Гляжу — снова топают по ягоды вчерашние сборщицы, вокруг каждой — облачко пара: спешат, себя не щадят, шпарят по хляби, аки посуху. Допрыгали до меня, и вдруг одна, другая, третья суют мне кто конфеток горсть, кто теплую еще булку хлеба, кто сваренных вкрутую домашних яиц! Ой, ну надо же! Милые вы мои! На обратном пути чаем их горячим напою.

— Како ты тут в такую-то непогодину, турыст чамачечий?

— Да вот, видите, — показываю я на свалившееся дерево.

Они заохали, а одна молодая женщина, крепко беременная на последних месяцах, живот туго перехвачен платком, говорит:

— Ай, не боись, то кикиморы шуткуют. Три дня будут испытывать тебя.

— А на четвертый сам сбежишь, — хохочут тетки.

Я улыбнулся — мол, оценил шутку, а сам припомнил Хому Брута, как его Панночка три дня мучила. Ладно, поглядим.

Позавтракал и пошел «в ягоды», как здесь говорят. Взял тару — котелок. Коты за мной было потянулись, но ходить по мху, проваливаясь, да лапки мочить не стали, ретировались на остров.
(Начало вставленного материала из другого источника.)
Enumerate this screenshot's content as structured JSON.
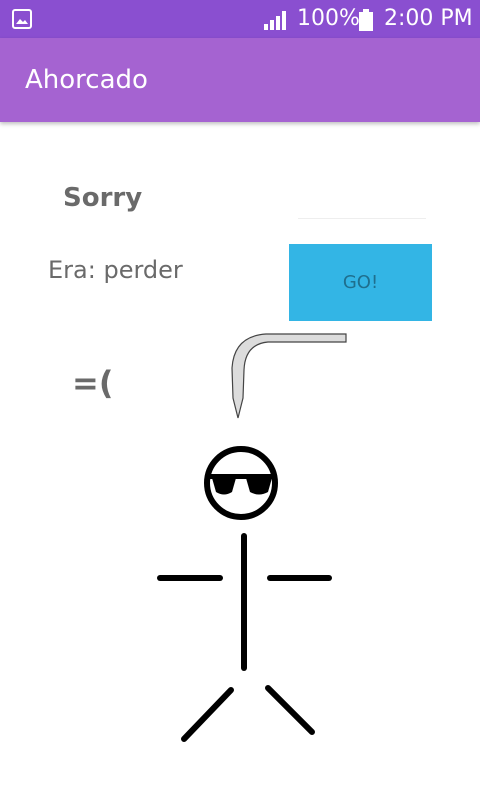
{
  "status_bar": {
    "battery": "100%",
    "time": "2:00 PM"
  },
  "app_bar": {
    "title": "Ahorcado"
  },
  "game": {
    "result_title": "Sorry",
    "word_text": "Era: perder",
    "sad_face": "=(",
    "input_value": "",
    "go_label": "GO!"
  },
  "colors": {
    "status_bar": "#8a4fd0",
    "app_bar": "#a563d1",
    "go_button": "#33b5e5",
    "text_gray": "#6a6a6a"
  },
  "icons": [
    "image-icon",
    "signal-icon",
    "battery-icon",
    "hook-icon",
    "stick-figure"
  ]
}
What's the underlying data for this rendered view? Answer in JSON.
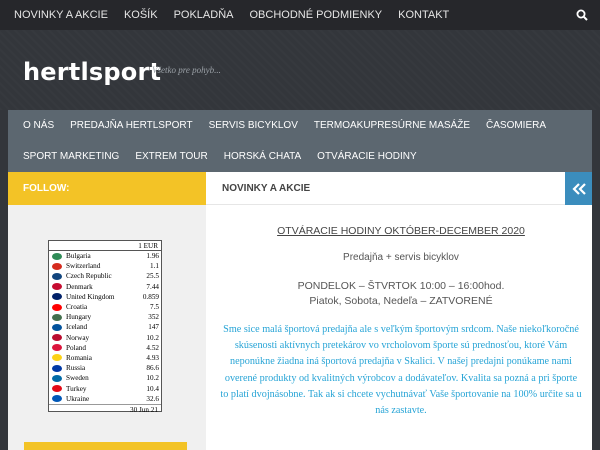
{
  "topnav": {
    "items": [
      "NOVINKY a AKCIE",
      "KOŠÍK",
      "POKLADŇA",
      "OBCHODNÉ PODMIENKY",
      "KONTAKT"
    ],
    "search_icon": "search-icon"
  },
  "header": {
    "title": "hertlsport",
    "description": "Všetko pre pohyb..."
  },
  "mainnav": {
    "items": [
      "O NÁS",
      "PREDAJŇA HERTLSPORT",
      "SERVIS BICYKLOV",
      "TERMOAKUPRESÚRNE MASÁŽE",
      "ČASOMIERA",
      "SPORT MARKETING",
      "EXTREM TOUR",
      "HORSKÁ CHATA",
      "OTVÁRACIE HODINY"
    ]
  },
  "sidebar": {
    "follow_label": "FOLLOW:",
    "currency": {
      "header": "1 EUR",
      "rows": [
        {
          "name": "Bulgaria",
          "value": "1.96",
          "color": "#2e8b57"
        },
        {
          "name": "Switzerland",
          "value": "1.1",
          "color": "#d52b1e"
        },
        {
          "name": "Czech Republic",
          "value": "25.5",
          "color": "#11457e"
        },
        {
          "name": "Denmark",
          "value": "7.44",
          "color": "#c60c30"
        },
        {
          "name": "United Kingdom",
          "value": "0.859",
          "color": "#012169"
        },
        {
          "name": "Croatia",
          "value": "7.5",
          "color": "#ff0000"
        },
        {
          "name": "Hungary",
          "value": "352",
          "color": "#436f4d"
        },
        {
          "name": "Iceland",
          "value": "147",
          "color": "#02529c"
        },
        {
          "name": "Norway",
          "value": "10.2",
          "color": "#ba0c2f"
        },
        {
          "name": "Poland",
          "value": "4.52",
          "color": "#dc143c"
        },
        {
          "name": "Romania",
          "value": "4.93",
          "color": "#fcd116"
        },
        {
          "name": "Russia",
          "value": "86.6",
          "color": "#0039a6"
        },
        {
          "name": "Sweden",
          "value": "10.2",
          "color": "#006aa7"
        },
        {
          "name": "Turkey",
          "value": "10.4",
          "color": "#e30a17"
        },
        {
          "name": "Ukraine",
          "value": "32.6",
          "color": "#0057b7"
        }
      ],
      "date": "30 Jun 21"
    }
  },
  "content": {
    "header": "NOVINKY A AKCIE",
    "title": "OTVÁRACIE HODINY OKTÓBER-DECEMBER 2020",
    "subtitle": "Predajňa + servis bicyklov",
    "hours1": "PONDELOK – ŠTVRTOK  10:00 – 16:00hod.",
    "hours2": "Piatok, Sobota, Nedeľa – ZATVORENÉ",
    "body": "Sme sice malá športová predajňa ale s veľkým športovým srdcom. Naše niekoľkoročné skúsenosti aktívnych pretekárov vo vrcholovom športe sú prednosťou, ktoré Vám neponúkne žiadna iná  športová predajňa v Skalici. V našej predajni ponúkame nami overené produkty od kvalitných výrobcov a dodávateľov. Kvalita sa pozná a pri športe to platí dvojnásobne. Tak ak si chcete vychutnávať Vaše športovanie na 100% určite sa u nás zastavte."
  },
  "colors": {
    "accent_yellow": "#f3c326",
    "accent_blue": "#3b8dbd",
    "text_blue": "#27a4d6"
  }
}
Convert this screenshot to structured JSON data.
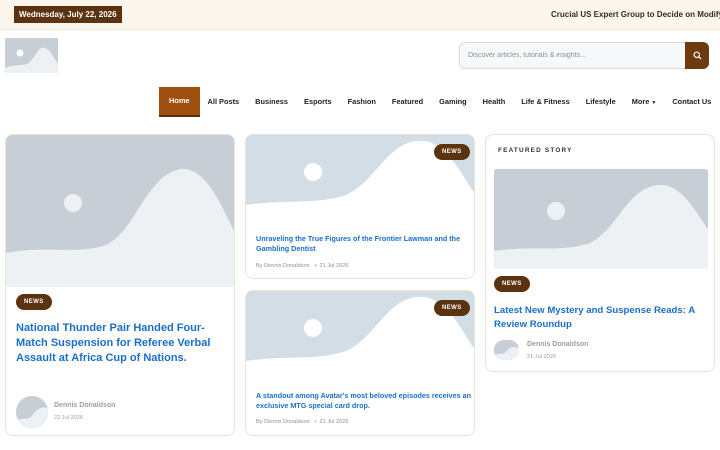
{
  "topbar": {
    "date": "Wednesday, July 22, 2026",
    "ticker": "Crucial US Expert Group to Decide on Modifying Baby H"
  },
  "header": {
    "logo_icon": "image-placeholder-icon",
    "search": {
      "placeholder": "Discover articles, tutorials & insights...",
      "value": ""
    }
  },
  "nav": {
    "items": [
      "Home",
      "All Posts",
      "Business",
      "Esports",
      "Fashion",
      "Featured",
      "Gaming",
      "Health",
      "Life & Fitness",
      "Lifestyle",
      "More",
      "Contact Us"
    ],
    "active": "Home"
  },
  "main_story": {
    "badge": "NEWS",
    "title": "National Thunder Pair Handed Four-Match Suspension for Referee Verbal Assault at Africa Cup of Nations.",
    "author": "Dennis Donaldson",
    "date": "22 Jul 2026"
  },
  "mid_stories": [
    {
      "badge": "NEWS",
      "title": "Unraveling the True Figures of the Frontier Lawman and the Gambling Dentist",
      "byline": "By Dennis Donaldson",
      "date": "21 Jul 2026"
    },
    {
      "badge": "NEWS",
      "title": "A standout among Avatar's most beloved episodes receives an exclusive MTG special card drop.",
      "byline": "By Dennis Donaldson",
      "date": "21 Jul 2026"
    }
  ],
  "featured": {
    "label": "FEATURED STORY",
    "badge": "NEWS",
    "title": "Latest New Mystery and Suspense Reads: A Review Roundup",
    "author": "Dennis Donaldson",
    "date": "21 Jul 2026"
  },
  "colors": {
    "accent": "#a0500e",
    "badge": "#5c3310",
    "link": "#1a6fc9",
    "placeholder": "#c7ced6"
  }
}
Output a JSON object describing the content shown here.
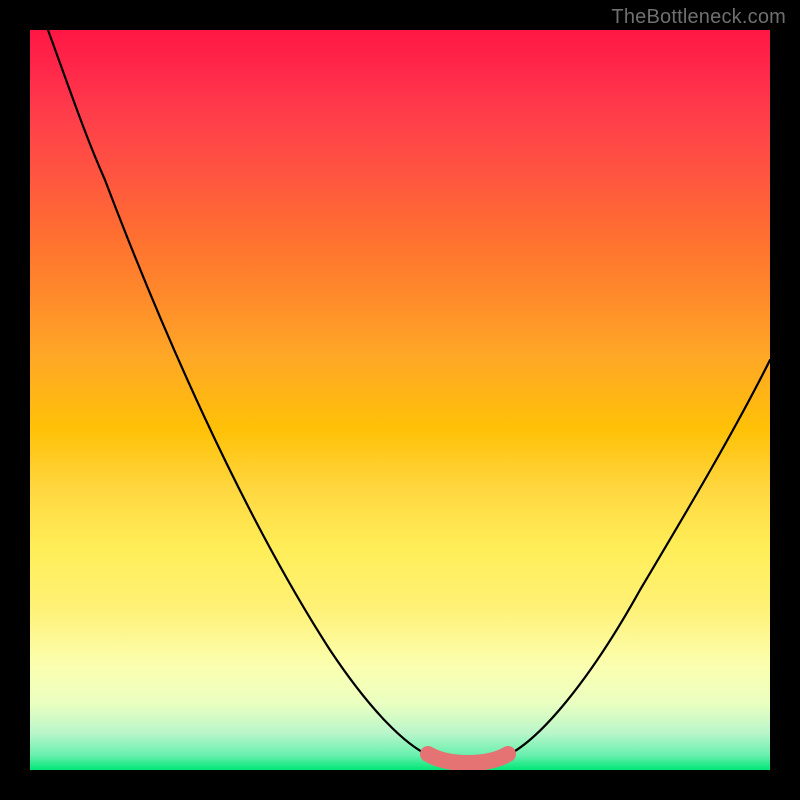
{
  "watermark": "TheBottleneck.com",
  "colors": {
    "frame": "#000000",
    "curve": "#000000",
    "highlight": "#e57373",
    "gradient_top": "#ff1744",
    "gradient_bottom": "#00e676"
  },
  "chart_data": {
    "type": "line",
    "title": "",
    "xlabel": "",
    "ylabel": "",
    "xlim": [
      0,
      100
    ],
    "ylim": [
      0,
      100
    ],
    "grid": false,
    "series": [
      {
        "name": "bottleneck-curve",
        "x": [
          2,
          6,
          10,
          14,
          18,
          22,
          26,
          30,
          34,
          38,
          42,
          46,
          50,
          54,
          56,
          58,
          60,
          62,
          64,
          68,
          72,
          76,
          80,
          84,
          88,
          92,
          96,
          100
        ],
        "y": [
          100,
          94,
          86,
          77,
          67,
          57,
          48,
          39,
          31,
          23,
          16,
          10,
          5,
          2,
          1,
          1,
          1,
          1,
          2,
          5,
          10,
          16,
          23,
          30,
          37,
          44,
          51,
          58
        ]
      }
    ],
    "annotations": [
      {
        "name": "optimal-range",
        "x_start": 54,
        "x_end": 64,
        "y": 1
      }
    ]
  }
}
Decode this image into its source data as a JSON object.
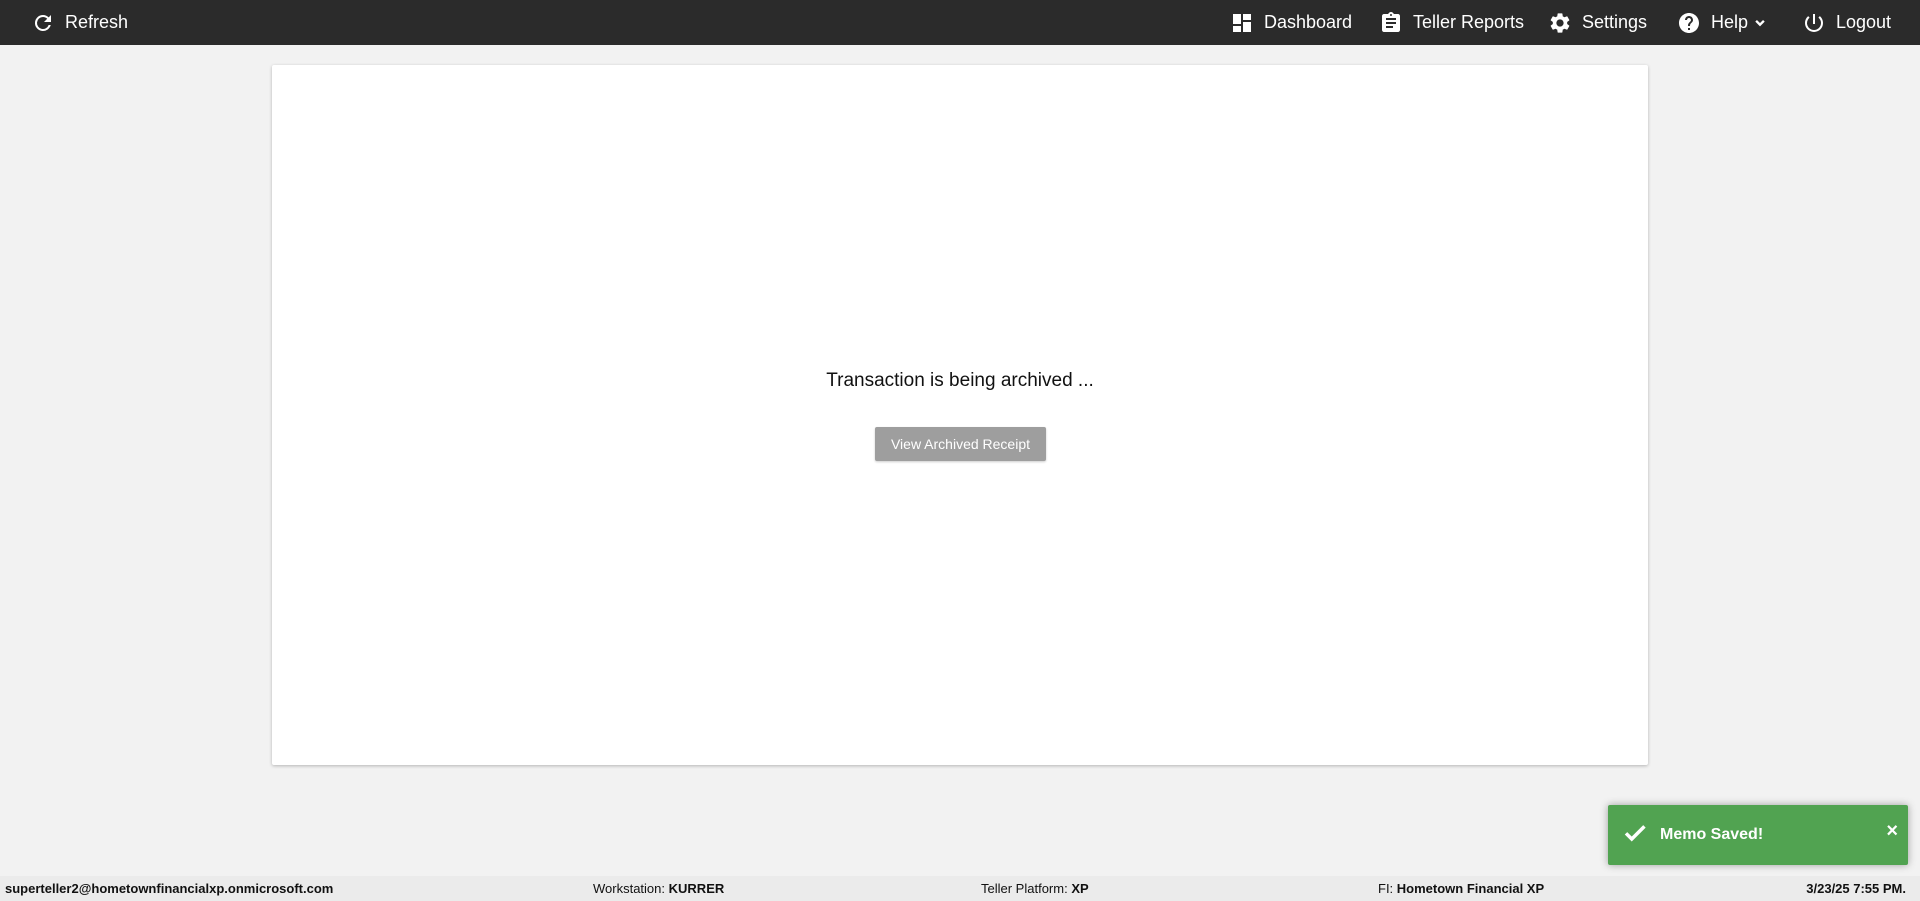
{
  "topbar": {
    "refresh_label": "Refresh",
    "nav": {
      "dashboard": "Dashboard",
      "teller_reports": "Teller Reports",
      "settings": "Settings",
      "help": "Help",
      "logout": "Logout"
    }
  },
  "main": {
    "status_message": "Transaction is being archived ...",
    "view_receipt_button": "View Archived Receipt"
  },
  "toast": {
    "message": "Memo Saved!",
    "close_symbol": "×",
    "color": "#51a351"
  },
  "footer": {
    "user": "superteller2@hometownfinancialxp.onmicrosoft.com",
    "workstation_label": "Workstation:",
    "workstation_value": "KURRER",
    "platform_label": "Teller Platform:",
    "platform_value": "XP",
    "fi_label": "FI:",
    "fi_value": "Hometown Financial XP",
    "datetime": "3/23/25 7:55 PM."
  },
  "colors": {
    "topbar_bg": "#2b2b2b",
    "page_bg": "#f2f2f2",
    "button_disabled": "#9e9e9e"
  },
  "icons": {
    "refresh": "refresh-icon",
    "dashboard": "dashboard-icon",
    "reports": "clipboard-icon",
    "settings": "gear-icon",
    "help": "question-circle-icon",
    "logout": "power-icon",
    "toast": "check-icon"
  }
}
Ну да, надо признать, в начале болота ягод не больно-то наберешь. Видно, не все такие порядочные — дожидаются начала клюквенного сезона. Давно уж тут обобрали, по краю-то. Надо углубляться. Пойду потихоньку следом за тетеньками.

Собирая по дороге мелкие и редкие ягоды, я сошел с размочаленной ходоками «тропы», где ноги тонут по колено, и старался наступать на кочки — так меньше черпаешь сапогами через верх. И вдруг провалился.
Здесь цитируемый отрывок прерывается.